Really enjoyed this season, particularly the latter half after the election bit was out of the way. Initially, I wasn't too impressed with the first few episodes. It felt a bit like watching
24, that is to say it had long since jumped the shark and become formulaic, and I was watching out of habit more than anything, able to predict what would happen way in advance. But once Frank was sworn in, it all ramped back into the high gear I remember from seasons 1 and 2, and it was great. I
did call who Tom's source was quite early on, but otherwise I didn't see the final plan coming together. And what a great direction for the show, President Claire Underwood.
It is funny and a little terrifying that a show that once seemed so ridiculous and far fetched, and left you asking how the public would ever swallow such a leader, now seems almost tame by comparison. The post-facts politics of reality has almost left
House of Cards looking slightly quaint, an AU in which people still care about things the President might have done wrong.
Favourite moment of the season was Claire turning to the camera and doing Frank's Shakespearean aside. A huge foreshadowing that she was about to become our main focus. Could it even be said that
House of Cards has been the story of Claire Underwood all along? When we thought we were watching Frank gain power, were we actually watching Claire play the long game?
And was she really still unconscious (or kept quiet) during that whole time during the last two episodes? A bit farfetched even for this show.
My take was that Cathy took it as a warning, a 'if you testify, you won't wake up next time' and used her health as a way to delay testifying in the hope that something would come up, which it did. Cathy was privy to some of the Underwood machine by that point but that was her first taste of just how far Francis would go to retain power.
Just my own little theory, but I think it's because Frank has already become dissatisfied with the level of power the Presidency affords. He, at first, saw it as the brass ring, the ultimate achievement of power, but once he got there and realized how hamstrung he was at every level, it simply was no longer enough, so Frank lost just enough respect for the office to not care whether or not the people around him addressed him as Mr. President or not. See, when Freddy called him Frank, he had done it right after Francis had achieved his initial goal, so he was riding high.

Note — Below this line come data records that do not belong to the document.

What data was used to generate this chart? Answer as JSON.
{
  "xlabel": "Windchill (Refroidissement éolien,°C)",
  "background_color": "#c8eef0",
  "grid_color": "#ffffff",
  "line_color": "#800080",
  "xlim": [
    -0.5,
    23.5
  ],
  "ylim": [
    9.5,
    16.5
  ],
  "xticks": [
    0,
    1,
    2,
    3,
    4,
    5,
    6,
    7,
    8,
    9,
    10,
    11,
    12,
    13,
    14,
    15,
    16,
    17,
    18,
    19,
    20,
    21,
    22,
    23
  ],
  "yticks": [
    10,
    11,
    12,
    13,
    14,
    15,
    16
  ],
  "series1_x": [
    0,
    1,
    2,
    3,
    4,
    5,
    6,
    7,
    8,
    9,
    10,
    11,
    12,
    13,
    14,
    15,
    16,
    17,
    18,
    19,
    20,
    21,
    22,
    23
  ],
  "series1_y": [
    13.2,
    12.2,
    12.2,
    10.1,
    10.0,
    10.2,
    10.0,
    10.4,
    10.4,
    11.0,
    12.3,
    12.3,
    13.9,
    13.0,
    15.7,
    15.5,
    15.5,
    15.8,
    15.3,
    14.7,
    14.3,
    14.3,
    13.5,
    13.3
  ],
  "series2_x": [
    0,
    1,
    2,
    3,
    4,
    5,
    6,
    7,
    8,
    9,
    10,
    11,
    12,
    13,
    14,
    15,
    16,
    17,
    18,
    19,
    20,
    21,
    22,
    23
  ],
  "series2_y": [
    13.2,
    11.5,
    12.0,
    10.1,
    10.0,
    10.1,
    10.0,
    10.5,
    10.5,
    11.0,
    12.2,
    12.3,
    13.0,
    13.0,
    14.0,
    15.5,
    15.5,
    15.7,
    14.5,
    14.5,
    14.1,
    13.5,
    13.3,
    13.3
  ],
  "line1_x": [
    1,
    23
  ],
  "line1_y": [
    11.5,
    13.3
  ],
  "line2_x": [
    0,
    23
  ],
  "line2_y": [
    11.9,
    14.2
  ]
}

I think this is very well reasoned, and I think the key theme of this season - the world was not enough. He thought that if he could be President, it would all fall in his lap, but it didn't. So he retained the office for Claire, making sure she got the top job permanently and intending to head out to where he saw the real power as being. I think a key sequence that didn't seem so important at the time was his visit to the retreat with the powerful men - I think he saw at that point how powerless a President truly was. He's always been consistent in his belief that power is more important than anything: money, fame, or titles.